On April 18, Wieber spoke to the U.S. Senate about the significance of the Larry Nassar case. Nassar is the former USA Gymnastics doctor accused of abusing over 200 young athletes, who was convicted on sexual assault and child pornography charges in January. Wieber not only shared her story of abuse, but highlighted a huge issue within the Olympic community, and that's the lack of action being taken to support victims and end this cycle of abuse. In her testimony, Wieber criticized the USA Olympics and fellow organizations for not taking immediate action when athletes came forward about the abuse.
"Nobody was protecting us from being taken advantage of. Nobody was even concerned whether or not we were being sexually abused," Wieber said. "The people and organizations who are responsible need to accept responsibility for the pain they caused me and my sister survivors."
Wieber has coined this reoccurrence as a "culture of silence," and said that organizers and Olympic officials allegedly had knowledge of occurring abuse, but didn't take action against it.
Wieber also filed a lawsuit on April 17 against USA Gymnastics, the United States Olympic Committee, and Michigan State University for not coming to victims' defenses in the past.
According to Wieber, the abuse from Nassar started at age 14 and she endured ten instances of abuse over a six-year period. Wieber released a statement saying she was "betrayed" by the USA Olympics Committee and Michigan State.
My parents trusted USA Gymnastics and Larry Nassar to take care of me and we were betrayed by both. And now, the lack of accountability from USAG and Michigan State, have caused me and many other girls to remain shameful, confused, and disappointed.
Wieber's testimony against Nassar followed Aly Raisman, McKayla Maroney and Jamie Dantzscher, who were among the first to bring their stories forward and also sued organizations including the United States Olympic Committee (USOC), USA Gymnastics, and Michigan State. Since their testimony, more than 200 girls have come forward claiming they were abused at the hands of Nassar as well.
Some changes are already underway to secure the safety for Olympic athletes. On Jan. 22, the USA Gymnastics Board of Directors resigned in light of Nassar's sexual abuse case. Kerry Perry, president of USA Gymnastics, released a public statement speaking to the board's resignation and how it should help change "move forward" within the organization.
We support their decisions to resign at this time. We believe this step will allow us to more effectively move forward in implementing change within our organization. The organization will continue working every day to ensure that our culture, policies and actions reflect our commitment to those we serve.

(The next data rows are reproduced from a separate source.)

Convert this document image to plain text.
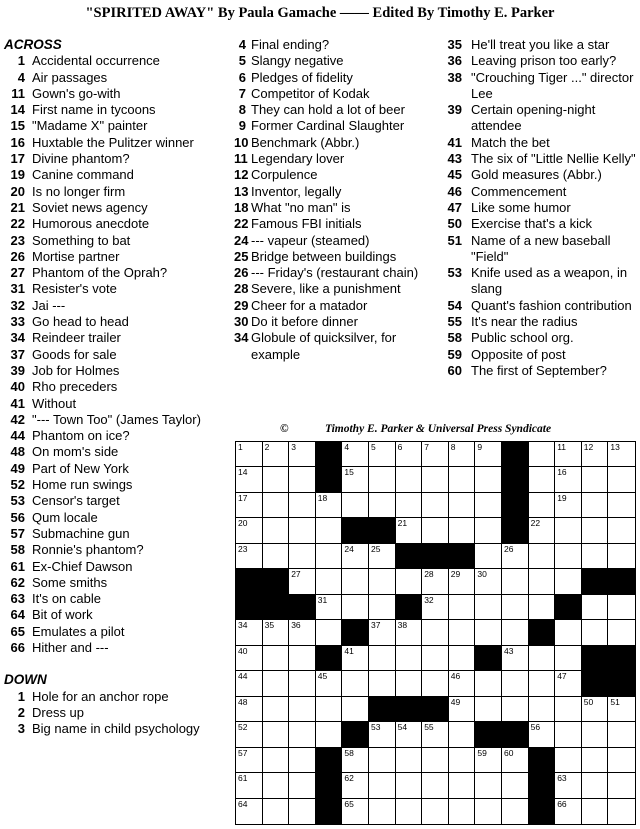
"SPIRITED AWAY" By Paula Gamache —— Edited By Timothy E. Parker
ACROSS
1 Accidental occurrence
4 Air passages
11 Gown's go-with
14 First name in tycoons
15 "Madame X" painter
16 Huxtable the Pulitzer winner
17 Divine phantom?
19 Canine command
20 Is no longer firm
21 Soviet news agency
22 Humorous anecdote
23 Something to bat
26 Mortise partner
27 Phantom of the Oprah?
31 Resister's vote
32 Jai ---
33 Go head to head
34 Reindeer trailer
37 Goods for sale
39 Job for Holmes
40 Rho preceders
41 Without
42 "--- Town Too" (James Taylor)
44 Phantom on ice?
48 On mom's side
49 Part of New York
52 Home run swings
53 Censor's target
56 Qum locale
57 Submachine gun
58 Ronnie's phantom?
61 Ex-Chief Dawson
62 Some smiths
63 It's on cable
64 Bit of work
65 Emulates a pilot
66 Hither and ---
DOWN
1 Hole for an anchor rope
2 Dress up
3 Big name in child psychology
4 Final ending?
5 Slangy negative
6 Pledges of fidelity
7 Competitor of Kodak
8 They can hold a lot of beer
9 Former Cardinal Slaughter
10 Benchmark (Abbr.)
11 Legendary lover
12 Corpulence
13 Inventor, legally
18 What "no man" is
22 Famous FBI initials
24 --- vapeur (steamed)
25 Bridge between buildings
26 --- Friday's (restaurant chain)
28 Severe, like a punishment
29 Cheer for a matador
30 Do it before dinner
34 Globule of quicksilver, for example
35 He'll treat you like a star
36 Leaving prison too early?
38 "Crouching Tiger ..." director Lee
39 Certain opening-night attendee
41 Match the bet
43 The six of "Little Nellie Kelly"
45 Gold measures (Abbr.)
46 Commencement
47 Like some humor
50 Exercise that's a kick
51 Name of a new baseball "Field"
53 Knife used as a weapon, in slang
54 Quant's fashion contribution
55 It's near the radius
58 Public school org.
59 Opposite of post
60 The first of September?
©	Timothy E. Parker & Universal Press Syndicate
1	2	3	4	5	6	7	8	9	11 12 13
14	15	16
17	18	19
20	21	22
23	24 25	26
27	28 29 30
31	32
34 35 36	37 38
40	41	43
44	45	46	47
48	49	50 51
52	53 54 55	56
57	58	59 60
61	62	63
64	65	66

New board members are certainly a step in the right direction, but that's only one fix to address a huge internal problem within this community. On Jan. 30, the U.S. Senate passed legislation to require U.S. amateur athlete organizations to investigate abuse and suspected incidents as soon as possible. The act, titled "Protecting Young Victims from Sexual Abuse and Safe Sport Authorization," is a direct result from the case against Nassar and was spearheaded by Sen. Susan Collins.
All these changes are definitely steps in the right direction, but perhaps the biggest impact from the Larry Nassar case is letting victims know that their stories are important and their voices are being heard. Hearing the victim statements from the likes of Raisman, Wieber, and Dantzscher were tough to bear, but watching how these brave and strong women encouraged others to step forward and fight this system of abuse is something that's truly historical.